The Turing Test is a straightforward test of machine intelligence developed in 1950 by British multidisciplinary scientist Alan Turing.
In this test, if a human interacting with a computer is unable to discern whether they are communicating with a computer or a person, the computer has thus demonstrated human intelligence.
Today, artificial intelligence (AI) is commonplace but AI as we know it does not meet the rather high threshold for passing a Turing Test. The computer being tested must not only be able to respond to queries, it must also be able to carry on a two-way conversation that, even if simplistic, is sensible.
Objections to the pass/fail nature of Turing’s test abound, indeed Turing listed a dozen such objections that would cause people to cancel the test’s validity on rational or purely emotional grounds.
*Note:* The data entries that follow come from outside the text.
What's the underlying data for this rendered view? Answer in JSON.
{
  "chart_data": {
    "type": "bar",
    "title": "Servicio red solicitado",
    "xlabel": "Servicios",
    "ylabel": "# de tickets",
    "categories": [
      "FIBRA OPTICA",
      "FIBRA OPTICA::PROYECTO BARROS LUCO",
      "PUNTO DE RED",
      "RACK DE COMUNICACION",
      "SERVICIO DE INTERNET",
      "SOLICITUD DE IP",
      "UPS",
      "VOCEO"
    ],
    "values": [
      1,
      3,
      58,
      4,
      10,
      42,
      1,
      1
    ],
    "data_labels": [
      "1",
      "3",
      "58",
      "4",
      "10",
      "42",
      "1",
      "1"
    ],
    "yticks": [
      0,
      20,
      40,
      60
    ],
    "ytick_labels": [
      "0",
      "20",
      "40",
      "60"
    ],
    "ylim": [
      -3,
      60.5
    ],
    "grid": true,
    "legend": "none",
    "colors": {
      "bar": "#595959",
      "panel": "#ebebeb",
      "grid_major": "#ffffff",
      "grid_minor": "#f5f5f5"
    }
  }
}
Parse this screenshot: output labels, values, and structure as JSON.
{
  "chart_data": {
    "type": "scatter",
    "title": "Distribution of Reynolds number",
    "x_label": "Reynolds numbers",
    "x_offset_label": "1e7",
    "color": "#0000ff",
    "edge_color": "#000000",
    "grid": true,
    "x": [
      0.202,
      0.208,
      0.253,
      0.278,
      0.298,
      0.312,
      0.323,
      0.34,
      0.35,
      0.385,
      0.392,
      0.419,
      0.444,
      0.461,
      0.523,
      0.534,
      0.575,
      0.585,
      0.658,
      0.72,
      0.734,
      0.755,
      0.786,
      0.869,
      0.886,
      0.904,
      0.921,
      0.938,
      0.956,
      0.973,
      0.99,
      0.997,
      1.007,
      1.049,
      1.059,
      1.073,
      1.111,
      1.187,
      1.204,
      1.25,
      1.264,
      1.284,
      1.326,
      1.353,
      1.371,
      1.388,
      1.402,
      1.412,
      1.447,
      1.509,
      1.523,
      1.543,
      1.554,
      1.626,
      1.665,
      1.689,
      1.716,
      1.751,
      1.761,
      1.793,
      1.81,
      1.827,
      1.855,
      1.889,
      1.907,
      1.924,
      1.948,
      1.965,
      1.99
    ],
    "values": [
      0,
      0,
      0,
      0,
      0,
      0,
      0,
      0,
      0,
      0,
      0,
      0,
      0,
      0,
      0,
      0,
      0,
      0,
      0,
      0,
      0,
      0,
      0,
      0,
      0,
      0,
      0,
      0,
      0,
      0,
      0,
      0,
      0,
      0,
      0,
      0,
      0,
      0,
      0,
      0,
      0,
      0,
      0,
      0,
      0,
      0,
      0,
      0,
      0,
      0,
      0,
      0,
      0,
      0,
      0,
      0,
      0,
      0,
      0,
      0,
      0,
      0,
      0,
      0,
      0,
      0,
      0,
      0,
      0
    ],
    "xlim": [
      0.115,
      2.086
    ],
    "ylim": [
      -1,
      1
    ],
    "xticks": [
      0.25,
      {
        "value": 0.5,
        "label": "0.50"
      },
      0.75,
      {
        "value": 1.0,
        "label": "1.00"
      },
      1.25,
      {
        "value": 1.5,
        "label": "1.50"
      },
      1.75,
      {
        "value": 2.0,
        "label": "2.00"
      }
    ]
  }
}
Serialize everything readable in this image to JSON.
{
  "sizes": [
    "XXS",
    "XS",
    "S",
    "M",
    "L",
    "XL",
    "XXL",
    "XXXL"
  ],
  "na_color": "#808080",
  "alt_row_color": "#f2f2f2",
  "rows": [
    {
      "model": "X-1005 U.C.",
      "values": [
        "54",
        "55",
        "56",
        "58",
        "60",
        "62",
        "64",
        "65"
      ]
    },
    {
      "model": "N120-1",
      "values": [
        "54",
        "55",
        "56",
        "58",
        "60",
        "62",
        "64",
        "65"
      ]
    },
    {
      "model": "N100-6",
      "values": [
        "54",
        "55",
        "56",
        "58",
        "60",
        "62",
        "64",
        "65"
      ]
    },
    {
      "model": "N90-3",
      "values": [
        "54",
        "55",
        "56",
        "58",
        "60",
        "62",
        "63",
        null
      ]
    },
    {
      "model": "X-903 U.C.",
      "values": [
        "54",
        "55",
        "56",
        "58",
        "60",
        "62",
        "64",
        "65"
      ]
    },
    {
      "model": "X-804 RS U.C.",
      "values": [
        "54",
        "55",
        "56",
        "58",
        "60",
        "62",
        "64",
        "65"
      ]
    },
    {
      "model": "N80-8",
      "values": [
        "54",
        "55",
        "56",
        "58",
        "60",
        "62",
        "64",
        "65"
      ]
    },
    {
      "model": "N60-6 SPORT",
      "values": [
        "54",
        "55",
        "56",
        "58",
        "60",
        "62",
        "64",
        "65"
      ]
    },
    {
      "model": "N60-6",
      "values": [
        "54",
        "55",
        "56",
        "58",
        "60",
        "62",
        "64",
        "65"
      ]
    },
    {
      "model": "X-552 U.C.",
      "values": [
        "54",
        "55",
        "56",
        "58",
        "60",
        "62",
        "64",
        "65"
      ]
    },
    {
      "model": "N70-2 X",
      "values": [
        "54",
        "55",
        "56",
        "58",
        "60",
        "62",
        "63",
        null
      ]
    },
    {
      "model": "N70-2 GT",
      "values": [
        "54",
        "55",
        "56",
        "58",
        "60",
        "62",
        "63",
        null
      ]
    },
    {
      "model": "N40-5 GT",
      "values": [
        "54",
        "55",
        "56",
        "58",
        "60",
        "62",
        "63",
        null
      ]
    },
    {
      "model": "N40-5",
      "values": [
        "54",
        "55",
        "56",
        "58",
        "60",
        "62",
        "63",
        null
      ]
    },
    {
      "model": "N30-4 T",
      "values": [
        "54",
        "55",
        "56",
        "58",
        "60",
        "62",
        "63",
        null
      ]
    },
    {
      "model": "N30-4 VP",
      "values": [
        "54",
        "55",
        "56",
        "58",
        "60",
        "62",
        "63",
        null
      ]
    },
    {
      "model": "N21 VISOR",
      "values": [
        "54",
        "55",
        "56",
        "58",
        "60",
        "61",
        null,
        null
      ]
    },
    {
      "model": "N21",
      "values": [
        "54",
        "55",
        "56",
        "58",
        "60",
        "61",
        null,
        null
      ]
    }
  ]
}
Some other scientists, for example, have asserted that a computer passing the test reveals that it communicates like a human indistinguishably, but that it doesn’t think like a human.
In all, there is a great deal of debate surrounding the limits or potential of AI. The Turing Test sets a benchmark for how these technologies are rigorously evaluated.
“The 2014 sci-fi thriller Ex Machina is a good example of Hollywood’s depiction of a Turing Test. In the film, the highly advanced humanoid AI ‘Ava’ passes the basic test of machine intelligence and indeed demonstrates self-awareness.”